An jenem verhängnisvollen Tag beauftragte ich ihn, eine Konsole unter dem Spiegel im Bad anzubringen. Also erschien er mit zwei großen, wohl gefüllten Handwerkskoffern und das Unheil nahm seinen Lauf. Mittels der guten neuen Laserwasserwaage wurde der genaue Standort angezeichnet, das Ganze kritisch gemustert und die hochwertige Bohrmaschine startklar gemacht. Da ich nicht stören wollte, verließ ich den Raum, um mir einen Kaffee zu gönnen. Bohrgeräusche machen mich immer nervös, da ich damit unmittelbar den Zahnarztbesuch verbinde.
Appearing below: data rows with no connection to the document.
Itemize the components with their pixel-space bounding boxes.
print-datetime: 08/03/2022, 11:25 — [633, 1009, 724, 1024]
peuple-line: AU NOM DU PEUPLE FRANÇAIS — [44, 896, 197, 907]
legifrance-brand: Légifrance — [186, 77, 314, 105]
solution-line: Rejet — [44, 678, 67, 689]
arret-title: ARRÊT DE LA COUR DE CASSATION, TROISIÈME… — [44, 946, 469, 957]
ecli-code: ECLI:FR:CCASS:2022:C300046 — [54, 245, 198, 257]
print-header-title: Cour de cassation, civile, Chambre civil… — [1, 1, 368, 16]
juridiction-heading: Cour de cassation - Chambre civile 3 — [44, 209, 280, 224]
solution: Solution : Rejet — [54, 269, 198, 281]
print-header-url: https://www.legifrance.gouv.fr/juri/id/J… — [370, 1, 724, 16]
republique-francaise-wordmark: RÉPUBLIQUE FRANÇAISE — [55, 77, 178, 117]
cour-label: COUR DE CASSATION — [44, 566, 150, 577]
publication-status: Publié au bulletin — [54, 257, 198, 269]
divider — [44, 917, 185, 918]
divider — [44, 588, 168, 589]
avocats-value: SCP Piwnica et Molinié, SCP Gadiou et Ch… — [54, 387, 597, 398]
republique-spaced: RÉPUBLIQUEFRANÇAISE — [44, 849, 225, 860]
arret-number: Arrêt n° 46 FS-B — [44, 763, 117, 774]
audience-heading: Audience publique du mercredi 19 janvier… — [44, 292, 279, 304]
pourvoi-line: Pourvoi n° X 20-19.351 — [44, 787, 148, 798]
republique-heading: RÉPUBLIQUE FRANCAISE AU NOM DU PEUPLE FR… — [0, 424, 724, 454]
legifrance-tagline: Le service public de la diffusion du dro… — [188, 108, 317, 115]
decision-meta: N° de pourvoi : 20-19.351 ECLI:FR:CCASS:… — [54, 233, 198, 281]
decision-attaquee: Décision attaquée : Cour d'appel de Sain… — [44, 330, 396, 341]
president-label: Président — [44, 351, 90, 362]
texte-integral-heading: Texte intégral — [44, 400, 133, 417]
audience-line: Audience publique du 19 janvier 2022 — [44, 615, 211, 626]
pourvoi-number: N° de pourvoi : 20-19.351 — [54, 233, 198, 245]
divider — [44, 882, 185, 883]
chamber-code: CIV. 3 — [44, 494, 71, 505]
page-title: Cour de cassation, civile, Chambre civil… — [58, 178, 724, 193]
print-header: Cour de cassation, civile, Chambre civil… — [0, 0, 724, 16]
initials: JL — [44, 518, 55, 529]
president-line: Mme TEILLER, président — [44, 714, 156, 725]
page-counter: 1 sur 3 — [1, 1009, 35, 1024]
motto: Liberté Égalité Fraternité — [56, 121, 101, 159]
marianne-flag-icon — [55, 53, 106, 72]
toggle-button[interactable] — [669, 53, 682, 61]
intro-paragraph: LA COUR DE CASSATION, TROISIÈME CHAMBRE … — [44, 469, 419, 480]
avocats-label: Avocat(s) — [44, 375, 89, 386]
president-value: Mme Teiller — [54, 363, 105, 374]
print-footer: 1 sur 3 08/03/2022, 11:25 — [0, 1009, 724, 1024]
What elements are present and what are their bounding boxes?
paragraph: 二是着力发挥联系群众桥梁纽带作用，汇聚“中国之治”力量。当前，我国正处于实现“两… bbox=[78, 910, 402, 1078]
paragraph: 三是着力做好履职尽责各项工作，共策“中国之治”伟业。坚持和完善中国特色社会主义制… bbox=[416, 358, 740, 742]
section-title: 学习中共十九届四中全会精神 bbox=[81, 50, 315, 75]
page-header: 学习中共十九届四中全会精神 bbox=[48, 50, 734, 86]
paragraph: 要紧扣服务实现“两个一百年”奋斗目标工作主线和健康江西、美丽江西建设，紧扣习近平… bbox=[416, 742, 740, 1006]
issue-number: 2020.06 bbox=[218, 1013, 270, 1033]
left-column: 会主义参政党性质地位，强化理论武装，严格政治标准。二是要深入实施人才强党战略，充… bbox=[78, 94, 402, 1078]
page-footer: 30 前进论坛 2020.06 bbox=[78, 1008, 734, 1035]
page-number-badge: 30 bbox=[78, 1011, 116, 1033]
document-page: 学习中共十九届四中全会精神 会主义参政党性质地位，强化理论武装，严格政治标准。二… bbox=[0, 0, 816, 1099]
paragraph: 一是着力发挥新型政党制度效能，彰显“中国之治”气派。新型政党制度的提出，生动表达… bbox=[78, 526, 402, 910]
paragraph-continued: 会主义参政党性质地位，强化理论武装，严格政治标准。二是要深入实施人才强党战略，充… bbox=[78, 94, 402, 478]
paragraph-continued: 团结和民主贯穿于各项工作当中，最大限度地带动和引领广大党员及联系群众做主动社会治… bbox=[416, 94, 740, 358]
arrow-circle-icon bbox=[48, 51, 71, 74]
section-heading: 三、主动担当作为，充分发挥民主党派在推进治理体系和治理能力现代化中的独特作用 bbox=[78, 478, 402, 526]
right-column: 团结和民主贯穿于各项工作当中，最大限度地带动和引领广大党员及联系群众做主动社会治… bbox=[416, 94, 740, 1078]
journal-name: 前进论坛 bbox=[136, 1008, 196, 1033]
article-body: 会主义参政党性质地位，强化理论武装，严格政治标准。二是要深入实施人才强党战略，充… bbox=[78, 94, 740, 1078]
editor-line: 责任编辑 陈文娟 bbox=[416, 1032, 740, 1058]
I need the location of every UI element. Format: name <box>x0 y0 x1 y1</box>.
Erleichtert trank ich den ersten Schluck, als aus dem Bad lautes Fluchen ertönte. Alarmiert raste ich zum Ort des Schreckens. Da stand Onkel Franz wie ein begossener Pudel (im wahrsten Sinn des Wortes) und versuchte, den Wasserstrahl zu stoppen, der aus der Wand schoss. Nachdem ich das Wasser abgesperrt und den Notdienst gerufen hatte, durfte ich 230,– Euro für den Retter in der Not bezahlen.
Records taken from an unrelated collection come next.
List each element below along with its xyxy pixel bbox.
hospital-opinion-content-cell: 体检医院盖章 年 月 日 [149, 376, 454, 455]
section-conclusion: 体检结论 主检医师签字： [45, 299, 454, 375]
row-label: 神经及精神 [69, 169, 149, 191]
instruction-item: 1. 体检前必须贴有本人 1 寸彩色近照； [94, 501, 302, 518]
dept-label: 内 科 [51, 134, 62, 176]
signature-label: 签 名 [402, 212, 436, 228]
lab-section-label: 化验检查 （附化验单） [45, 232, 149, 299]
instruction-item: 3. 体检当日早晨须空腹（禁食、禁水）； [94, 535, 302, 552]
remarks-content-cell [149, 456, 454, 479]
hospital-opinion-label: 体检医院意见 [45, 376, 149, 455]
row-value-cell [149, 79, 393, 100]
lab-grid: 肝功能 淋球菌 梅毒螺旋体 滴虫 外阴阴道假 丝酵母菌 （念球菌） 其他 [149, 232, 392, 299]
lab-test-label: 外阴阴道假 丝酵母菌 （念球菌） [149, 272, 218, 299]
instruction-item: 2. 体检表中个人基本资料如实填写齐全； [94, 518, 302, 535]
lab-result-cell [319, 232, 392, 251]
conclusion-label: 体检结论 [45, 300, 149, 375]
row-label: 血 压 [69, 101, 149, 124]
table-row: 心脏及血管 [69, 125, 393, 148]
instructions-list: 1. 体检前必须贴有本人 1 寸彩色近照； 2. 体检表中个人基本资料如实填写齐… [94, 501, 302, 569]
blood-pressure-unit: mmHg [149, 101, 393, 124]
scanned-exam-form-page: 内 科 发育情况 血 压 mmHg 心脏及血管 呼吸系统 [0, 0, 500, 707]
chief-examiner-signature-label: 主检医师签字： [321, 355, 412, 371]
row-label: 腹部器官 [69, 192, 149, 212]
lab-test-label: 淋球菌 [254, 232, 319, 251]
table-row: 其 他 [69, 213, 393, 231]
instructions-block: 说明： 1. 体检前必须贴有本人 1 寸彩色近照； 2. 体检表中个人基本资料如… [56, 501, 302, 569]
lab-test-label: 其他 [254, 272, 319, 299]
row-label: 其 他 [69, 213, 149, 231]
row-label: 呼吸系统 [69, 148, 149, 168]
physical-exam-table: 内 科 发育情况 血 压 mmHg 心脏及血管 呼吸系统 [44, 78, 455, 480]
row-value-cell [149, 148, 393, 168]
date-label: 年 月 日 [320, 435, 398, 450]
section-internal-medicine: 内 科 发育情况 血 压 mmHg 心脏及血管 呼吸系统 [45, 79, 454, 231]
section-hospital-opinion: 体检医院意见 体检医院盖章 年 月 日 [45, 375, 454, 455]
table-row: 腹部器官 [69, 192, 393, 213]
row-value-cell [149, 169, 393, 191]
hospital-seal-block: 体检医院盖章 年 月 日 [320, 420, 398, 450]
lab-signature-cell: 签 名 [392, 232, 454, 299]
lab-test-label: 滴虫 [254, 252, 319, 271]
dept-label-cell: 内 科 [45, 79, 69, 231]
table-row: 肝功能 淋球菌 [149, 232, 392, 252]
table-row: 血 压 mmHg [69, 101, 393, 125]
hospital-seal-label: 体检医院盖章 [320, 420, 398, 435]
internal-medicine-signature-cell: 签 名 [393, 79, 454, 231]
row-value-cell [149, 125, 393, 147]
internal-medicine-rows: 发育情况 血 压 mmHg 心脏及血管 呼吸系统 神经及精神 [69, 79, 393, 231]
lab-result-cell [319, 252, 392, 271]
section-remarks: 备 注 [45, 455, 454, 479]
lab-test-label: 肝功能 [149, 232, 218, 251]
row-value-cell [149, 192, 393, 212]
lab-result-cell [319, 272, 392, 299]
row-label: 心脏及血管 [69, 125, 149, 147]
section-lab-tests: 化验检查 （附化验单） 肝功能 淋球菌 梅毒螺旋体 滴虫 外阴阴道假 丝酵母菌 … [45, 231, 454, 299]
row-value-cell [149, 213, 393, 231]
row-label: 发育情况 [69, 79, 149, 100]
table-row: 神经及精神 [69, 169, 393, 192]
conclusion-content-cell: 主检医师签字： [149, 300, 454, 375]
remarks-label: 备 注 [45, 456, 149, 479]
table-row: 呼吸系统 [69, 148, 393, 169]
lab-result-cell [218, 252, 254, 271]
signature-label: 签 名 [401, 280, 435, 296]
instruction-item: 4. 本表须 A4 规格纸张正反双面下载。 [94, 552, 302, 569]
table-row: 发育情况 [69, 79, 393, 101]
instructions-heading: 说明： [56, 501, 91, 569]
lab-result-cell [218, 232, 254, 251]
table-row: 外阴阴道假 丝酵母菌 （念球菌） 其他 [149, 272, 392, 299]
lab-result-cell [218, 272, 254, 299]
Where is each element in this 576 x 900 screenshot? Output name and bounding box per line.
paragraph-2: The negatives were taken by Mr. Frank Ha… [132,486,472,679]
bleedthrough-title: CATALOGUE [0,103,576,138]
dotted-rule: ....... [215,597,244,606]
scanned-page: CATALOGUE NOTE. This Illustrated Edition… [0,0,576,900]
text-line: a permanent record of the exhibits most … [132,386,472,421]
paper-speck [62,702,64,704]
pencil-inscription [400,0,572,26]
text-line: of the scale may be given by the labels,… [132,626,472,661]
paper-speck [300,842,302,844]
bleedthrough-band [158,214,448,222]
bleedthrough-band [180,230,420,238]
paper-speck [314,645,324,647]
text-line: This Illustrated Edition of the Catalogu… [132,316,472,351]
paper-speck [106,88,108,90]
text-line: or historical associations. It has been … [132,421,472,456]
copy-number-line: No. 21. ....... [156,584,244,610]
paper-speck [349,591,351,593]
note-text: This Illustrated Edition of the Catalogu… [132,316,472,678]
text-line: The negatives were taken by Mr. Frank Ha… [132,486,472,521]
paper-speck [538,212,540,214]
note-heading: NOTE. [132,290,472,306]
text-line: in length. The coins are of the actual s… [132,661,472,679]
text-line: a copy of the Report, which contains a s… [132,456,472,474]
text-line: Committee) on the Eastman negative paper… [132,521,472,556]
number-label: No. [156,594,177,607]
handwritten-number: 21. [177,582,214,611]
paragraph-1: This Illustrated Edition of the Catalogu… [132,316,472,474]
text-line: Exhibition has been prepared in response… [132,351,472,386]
Ein anderes Mal half der angeheiratete Verwandte beim Umzug. Er pries sich als den Meister der Packkünste an. Also fing er an, meinen kleinen Fiat zu beladen und ich war ganz erstaunt, was in so ein kleines Auto reinpasst. Ich hatte schon ein richtig schlechtes Gewissen, weil ich zuvor versucht hatte, seine Hilfe abzulehnen. Leider passierte dann doch ein winziges Missgeschick: Onkel Franz hatte noch eine Lücke entdeckt und die Leiter ganz oben in das Auto geschoben. Als die Heckklappe auf Anhieb nicht zuging, half er mit mehr oder minder sanftem Druck nach. Das wiederum hatte zur Folge, dass der Wagen zwar zu war, aber die Frontscheibe der Leiter nicht Stand gehalten hatte.

Nie vergessen werde ich den Sommer im letzten Jahr. Onkel Franz hatte sich angeboten, während unseres Urlaubs meinen Garten zu versorgen. „Bitte, nur gießen“ hatte ich ihn angefleht, „Du brauchst nicht mehr zu tun!“
Zum Glück hatte ich 14 Tage Zeit, meine Nerven zu erholen! Als wir nach hause kamen, präsentierte Onkel Franz voller Stolz sein Werk. „Ich habe noch ein bisschen aufgeräumt, Kindchen. Weißt du, ab und zu solltest du auch mal Unkraut jäten.“

Voll böser Vorahnung betrat ich mein kleines Paradies. Also eins musste man ihm lassen, er machte keine halben Sachen. Ich hatte im Internet seltene Blumensamen ersteigert und daraus über Wochen kleine Pflänzchen gezogen. Nach der Auswahl des richtigen Standortes wurden sie an einer der schönsten Stellen im Garten eingepflanzt und gehegt und gepflegt. Und genau dort war jetzt sorgfältig geharkte Erde zu sehen!

Wir haben zwar immer noch Kontakt zu Onkel Franz, aber lediglich zum Kaffee trinken. Schließlich wollen wir ihn ja schließlich nicht ausbeuten!

Eure Sylvia


Ein Kommentar

  1. Diese Geschichte hat mir den Abend gerettet.